PARIS: "Dépasser dénis et tabous": l'Assemblée nationale a donné jeudi un premier feu vert au projet de loi pour demander "pardon" et tenter de "réparer" les préjudices subis par les harkis et leurs familles, avec une indemnisation que l'opposition espérait plus large.
Le texte, voté en première lecture par 46 voix contre 1 et 6 abstentions, est maintenant attendu au Sénat. Près de soixante ans après la Guerre d'Algérie, il se veut la traduction législative d'un discours d'Emmanuel Macron, qui, le 20 septembre, avait demandé "pardon" à ces Algériens ayant combattu aux côtés de l'armée française, mais qui furent "abandonnés" par la France.
- "Des zones grises" -
Le projet de loi allie dimension mémorielle et indemnisation. Il reconnaît "les conditions indignes de l'accueil" réservé aux 90 000 harkis et à leurs familles qui ont fui l'Algérie après l'indépendance.
Près de la moitié d'entre eux ont été relégués dans des camps et des "hameaux de forestage".
En conséquence, le projet de loi prévoit "réparation" du préjudice avec, à la clef, une somme forfaitaire tenant compte de la durée du séjour dans ces structures.
C'est sur ce volet que se sont concentrés les débats. L'opposition a réclamé une indemnisation pour les 90 000 harkis "y compris ceux qui ne sont pas passés par des camps de transit" mais ont été accueillis dans des "conditions indignes".
Des familles de harkis étaient présentes en tribunes et des associations réclamaient devant l'Assemblée une réparation élargie.
Geneviève Darrieussecq, la ministre déléguée à la Mémoire et aux Anciens combattants, a insisté sur le "préjudice spécifique" des 50.000 harkis relégués dans "six camps", "soixante-neuf hameaux de forestage" et "quelques autres foyers" de "privation de liberté", une "chose unique, particulièrement contraire à nos principes républicains".
Il y a des "zones grises, même 60 ans après", reconnaît-elle toutefois. Si des lieux supplémentaires sont identifiés, "bien entendu nous les intégrerons".

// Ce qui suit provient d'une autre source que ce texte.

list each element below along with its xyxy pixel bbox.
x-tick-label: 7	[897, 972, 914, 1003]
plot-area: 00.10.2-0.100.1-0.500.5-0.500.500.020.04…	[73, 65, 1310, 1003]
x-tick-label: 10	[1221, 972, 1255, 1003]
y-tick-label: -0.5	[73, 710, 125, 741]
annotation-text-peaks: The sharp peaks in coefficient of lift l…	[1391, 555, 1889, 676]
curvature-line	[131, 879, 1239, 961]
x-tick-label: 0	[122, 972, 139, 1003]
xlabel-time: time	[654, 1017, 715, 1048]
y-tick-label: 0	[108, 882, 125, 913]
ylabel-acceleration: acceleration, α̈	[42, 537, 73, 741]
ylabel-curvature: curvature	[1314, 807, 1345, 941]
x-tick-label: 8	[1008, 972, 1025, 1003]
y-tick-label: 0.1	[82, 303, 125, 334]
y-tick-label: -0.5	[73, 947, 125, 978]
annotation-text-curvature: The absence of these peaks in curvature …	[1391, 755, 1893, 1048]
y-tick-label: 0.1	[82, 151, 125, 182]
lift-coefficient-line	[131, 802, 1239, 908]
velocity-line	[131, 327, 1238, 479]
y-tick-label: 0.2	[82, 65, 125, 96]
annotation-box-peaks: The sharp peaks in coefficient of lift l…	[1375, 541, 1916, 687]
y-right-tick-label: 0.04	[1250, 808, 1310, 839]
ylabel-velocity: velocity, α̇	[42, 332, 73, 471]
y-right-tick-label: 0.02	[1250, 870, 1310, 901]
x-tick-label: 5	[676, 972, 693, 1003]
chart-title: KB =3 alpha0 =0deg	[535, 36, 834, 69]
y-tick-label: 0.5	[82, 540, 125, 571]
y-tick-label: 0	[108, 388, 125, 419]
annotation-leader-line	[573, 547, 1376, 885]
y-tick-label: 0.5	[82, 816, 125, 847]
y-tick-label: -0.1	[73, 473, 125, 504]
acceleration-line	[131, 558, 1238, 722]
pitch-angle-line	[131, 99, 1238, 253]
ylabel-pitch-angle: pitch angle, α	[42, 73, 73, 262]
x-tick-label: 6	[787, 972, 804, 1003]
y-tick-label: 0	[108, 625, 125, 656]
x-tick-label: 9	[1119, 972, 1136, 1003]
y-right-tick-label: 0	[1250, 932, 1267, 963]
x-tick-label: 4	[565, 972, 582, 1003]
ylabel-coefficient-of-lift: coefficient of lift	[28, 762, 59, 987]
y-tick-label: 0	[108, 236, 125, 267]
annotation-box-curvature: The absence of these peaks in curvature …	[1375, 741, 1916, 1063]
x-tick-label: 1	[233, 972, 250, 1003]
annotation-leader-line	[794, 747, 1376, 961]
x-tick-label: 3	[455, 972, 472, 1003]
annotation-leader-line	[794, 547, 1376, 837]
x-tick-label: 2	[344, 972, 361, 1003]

D'ores et déjà, cinquante millions d'euros ont été inscrits dans le projet de budget 2022 pour abonder le fonds d'indemnisation. La somme globale de 302 millions d'euros, pour plusieurs années, est mentionnée.
Mais la réparation "ne peut pas tout, elle n'efface pas les souvenirs douloureux", a souligné Geneviève Darrieussecq, qui appelle à être au "rendez-vous de la vérité et de l'honneur" pour tourner une des "pages les plus sombres de l'Histoire de France".
Plusieurs députés, dont certains sont des descendants de rapatriés d'Algérie, ont laissé percer leur émotion telle la rapporteure LREM Patricia Mirallès. Une gravité palpable aussi chez David Habib (PS, Pyrénées-Atlantiques) ou Alexis Corbière (LFI, Seine-Saint-Denis) dont les circonscriptions comptent de nombreux descendants de harkis.
- "La guerre est finie" -
"La guerre est finie et malheur à ceux qui réactivent sans cesse les termes du conflit", a déclaré M. Corbière, visant implicitement le polémiste d'extrême droite et candidat putatif à la présidentielle Eric Zemmour.
"Ces hommes qui n'avaient pas de prénom français et étaient de religion musulmane ont mieux défendu la France que certains traîtres à la Nation", a aussi souligné Julien Aubert (LR) dans une allusion sibylline à des déclarations de M. Zemmour.
Le député du Vaucluse a au passage dénoncé la reconnaissance en 2018 par Emmanuel Macron de la responsabilité de l'Etat dans la disparition et la mort sous la torture du mathématicien Maurice Audin, en 1957. Un militant de l'indépendance algérienne que M. Aubert a présenté, sous les protestations de la gauche, comme un "traître" à la patrie.
Mme Darrieussecq a aussitôt appelé à ne pas remettre "une pièce dans la machine de confrontation des mémoires".
Avec ce projet de loi, le président Macron va plus loin que ses prédécesseurs, en reconnaissant une "dette" envers les harkis et leurs familles. Demander "pardon" est loin d'être anodin lorsqu'il est question du conflit algérien, un sujet toujours aussi brûlant des deux côtés de la Méditerranée comme l'ont rappelé les récentes tensions entre Paris et Alger.
Jusqu'à 200 000 harkis avaient été recrutés comme auxiliaires de l'armée française pendant le conflit entre 1954 et 1962.
Une journée d'hommage de la nation leur est consacrée chaque 25 septembre, depuis un décret de 2003. Symboliquement, les députés ont voté jeudi pour que cette date du 25 septembre soit explicitement "inscrite dans la loi".